Armstrong echoed that idea in his tweets.
"Regulation by litigation should be the last resort for the SEC, not the first," he wrote Sept. 8. "If we end up in court we may finally get the regulatory clarity the SEC refuses to provide.”
Other crypto targets
Coinbase is not the only crypto company whose interest-bearing accounts are under scrutiny. State regulators in New Jersey and Texas in July ordered BlockFi to stop selling that type of account to state residents, also on the grounds that the product represents an unregulated security. Regulators in Alabama, Kentucky and Vermont followed.
Alex Mashinsky, head of digital asset lending platform Celsius, told the Financial Times last week that Coinbase was “fighting the good fight.”
“If they lose … the SEC will get even more aggressive,” Mashinsky said. “They will draw the lines way into crypto territory.”
Celsius on Friday also saw New Jersey and Texas officials issue orders to halt new interest-bearing accounts in those states.
Grewal said Sept. 7 that Coinbase had been communicating with the SEC for about six months regarding Lend, and that it would delay the product’s rollout until “at least October.”
Friday’s update extends that delay indefinitely, and notes that the waitlist had attracted “hundreds of thousands” of customers.
Neither a Coinbase spokesperson nor the SEC would comment on the Lend update.
How Howey may apply
At issue is how interest-bearing accounts qualify as securities.
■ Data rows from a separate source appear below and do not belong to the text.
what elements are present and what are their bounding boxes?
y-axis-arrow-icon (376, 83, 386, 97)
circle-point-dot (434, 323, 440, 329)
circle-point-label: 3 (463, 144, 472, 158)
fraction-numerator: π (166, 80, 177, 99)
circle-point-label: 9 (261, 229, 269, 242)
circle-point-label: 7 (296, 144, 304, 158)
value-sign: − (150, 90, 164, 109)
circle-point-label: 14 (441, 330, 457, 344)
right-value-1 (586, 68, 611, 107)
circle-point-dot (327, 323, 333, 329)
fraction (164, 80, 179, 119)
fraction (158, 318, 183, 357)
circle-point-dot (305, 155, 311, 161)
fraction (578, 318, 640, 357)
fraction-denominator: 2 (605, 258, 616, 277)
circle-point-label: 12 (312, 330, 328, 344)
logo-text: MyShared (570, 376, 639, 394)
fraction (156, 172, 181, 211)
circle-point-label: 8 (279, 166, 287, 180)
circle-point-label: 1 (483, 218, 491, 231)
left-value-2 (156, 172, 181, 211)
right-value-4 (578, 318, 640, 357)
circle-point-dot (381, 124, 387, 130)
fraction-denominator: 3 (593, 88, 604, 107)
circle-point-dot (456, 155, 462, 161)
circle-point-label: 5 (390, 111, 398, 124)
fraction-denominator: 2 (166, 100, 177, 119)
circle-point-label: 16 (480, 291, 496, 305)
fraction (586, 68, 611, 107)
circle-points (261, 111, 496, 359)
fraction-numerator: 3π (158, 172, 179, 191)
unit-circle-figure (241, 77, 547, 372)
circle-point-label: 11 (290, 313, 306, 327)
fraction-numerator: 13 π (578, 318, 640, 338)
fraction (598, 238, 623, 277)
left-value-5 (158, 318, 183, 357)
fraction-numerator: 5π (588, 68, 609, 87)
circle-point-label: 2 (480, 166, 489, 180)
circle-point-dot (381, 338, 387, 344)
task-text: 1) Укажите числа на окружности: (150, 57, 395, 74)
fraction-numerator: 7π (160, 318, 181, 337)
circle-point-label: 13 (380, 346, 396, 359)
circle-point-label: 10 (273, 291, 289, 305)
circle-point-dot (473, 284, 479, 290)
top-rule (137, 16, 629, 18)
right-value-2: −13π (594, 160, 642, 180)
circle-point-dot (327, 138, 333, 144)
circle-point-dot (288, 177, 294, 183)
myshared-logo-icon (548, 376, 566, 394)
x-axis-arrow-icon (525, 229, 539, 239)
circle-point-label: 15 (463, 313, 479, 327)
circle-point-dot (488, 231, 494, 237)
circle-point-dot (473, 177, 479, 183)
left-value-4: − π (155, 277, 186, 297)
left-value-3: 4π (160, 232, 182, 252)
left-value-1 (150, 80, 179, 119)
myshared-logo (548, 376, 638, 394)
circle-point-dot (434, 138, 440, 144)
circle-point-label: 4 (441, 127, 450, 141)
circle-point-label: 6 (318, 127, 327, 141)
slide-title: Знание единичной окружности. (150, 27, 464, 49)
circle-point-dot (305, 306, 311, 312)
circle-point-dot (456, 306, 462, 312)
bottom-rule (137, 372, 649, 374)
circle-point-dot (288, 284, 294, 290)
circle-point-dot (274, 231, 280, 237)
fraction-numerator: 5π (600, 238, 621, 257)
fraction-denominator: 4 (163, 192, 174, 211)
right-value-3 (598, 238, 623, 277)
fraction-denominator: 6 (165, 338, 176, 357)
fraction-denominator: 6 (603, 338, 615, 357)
Coinbase has contended Lend doesn’t constitute an investment contract. "Customers won't be 'investing' in the program, but rather lending the [USDCoin] they hold on Coinbase's platform in connection with their existing relationship," Grewal wrote Sept. 7.
A 1946 Supreme Court case determined that an "investment contract," by the Securities Act's standard, is one in which "a person invests his money in a common enterprise and is led to expect profits solely from the efforts of the promoter or a third party."
In the case, which established the "Howey test," investors bought rows of orange trees in Florida and agreed to let the Howey Company manage the trees, harvest and sell the fruit, and give investors a share of the proceeds. By that measure, a Bloomberg op-ed writer said in July, the oranges, trees and land are not securities, but the agreement is.
Another consideration for regulators may be Lend’s tie-in with a stablecoin, which, despite its peg to national currency, resides in a regulatory gray area.
"We have a pretty strong regulatory framework around bank deposits, for example, or money market funds. That doesn’t exist really for stablecoins," Federal Reserve Chair Jerome Powell told the House Financial Services Committee in July. "If they are going to be a significant part of the payments universe — which we don’t think crypto assets will be but stablecoins might be — then we need an appropriate regulatory framework, which frankly we don’t have."
The Financial Stability Oversight Council (FSOC), incidentally, has the capacity to label stablecoins and its issuers as systemically important, which would put affected parties under the Federal Reserve’s purview.
Still another regulator, the acting chief of the Office of the Comptroller of the Currency (OCC), told the Blockchain Association on Tuesday that cryptocurrencies and decentralized finance may evolve to threaten the financial system much the way credit default swaps did ahead of the 2007-08 financial crisis.